One way you can achieve this is to also write an enum alongside your event types:

import { makeEventEmitterClass } from 'events.ts'

// define the event names and their payloads:
type EventTypes = {
  SOME_EVENT: number
  OTHER_EVENT: string
  ANOTHER_EVENT: undefined
  READONLY_EVENT: ReadonlyArray<number>
}

// define an enum so we don't have to pass string literals into API calls
enum Events = {
  SOME_EVENT: number
  OTHER_EVENT: string
  ANOTHER_EVENT: undefined
  READONLY_EVENT: ReadonlyArray<number>
}

// parens required, because EventEmitter is a factory that returns a class
const EventEmitter = makeEventEmitterClass<EventTypes>()
const emitter = new EventEmitter()

emitter.emit(Events.SOME_EVENT, 42) // autocompletion works well

(playground example)

But you may notice that if the list of event names gets long, that you'll now have two lists of events: one for the types, and one for the enum. You might rather have things be DRY and only mention each event name exactly once instead of mentioning each event name three times. There a way to do that using a class hack. The above example becomes:

import { makeEventEmitterClass } from 'events.ts'

// define all event names and types in a class as constructor args:
class EventTypes {
  constructor(
    public SOME_EVENT: number,
    public OTHER_EVENT: string,
    public ANOTHER_EVENT: undefined,
    public READONLY_EVENT: ReadonlyArray<number>,
  ) {}
}

// Make an empty Events object, which will be like an enum
const Events = {} as { [k in keyof EventTypes]: k }

// loop on the keys of a dummy EventTypes instance in order to create the
// enum-like Events object keys.
for (const key in new (EventTypes as any)()) {
  Events[key] = key
}

// parens required, because EventEmitter is a factory that returns a class
const EventEmitter = makeEventEmitterClass<EventTypes>()
const emitter = new EventEmitter()

emitter.emit(Events.SOME_EVENT, 42) // autocompletion works well

(playground example)

Caveats

  • Due to how TypeScript works, it is not possible to implement this feature as strictly a type declaration file. It requires runtime output in the form of a class, and thus can not be simply merged into @types/node. See the bottom of src/index.ts to see the part that is required and which emits the runtime code.

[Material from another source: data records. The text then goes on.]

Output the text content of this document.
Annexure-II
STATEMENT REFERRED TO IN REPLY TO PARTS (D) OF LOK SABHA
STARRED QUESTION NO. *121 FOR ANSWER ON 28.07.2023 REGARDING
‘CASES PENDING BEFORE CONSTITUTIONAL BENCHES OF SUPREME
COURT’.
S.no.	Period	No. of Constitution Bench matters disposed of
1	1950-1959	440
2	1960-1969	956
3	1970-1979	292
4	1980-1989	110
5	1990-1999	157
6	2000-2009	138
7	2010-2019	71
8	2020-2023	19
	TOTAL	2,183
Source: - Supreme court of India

  • To keep things DRY, you will have to make a dummy class hack like in the last example.

  • Symbols for event names are not currently supported.

  • Multiple event payload arguments are not currently supported.

    The following,

    emitter.emit('foo', singleArg)

    is supported, but

    emitter.emit('foo', arg1, arg2, arg3)

    is not yet possible.

TODO

  • [ ] Support Symbol event names (how?)
  • [ ] Support multiple event payload args (how?)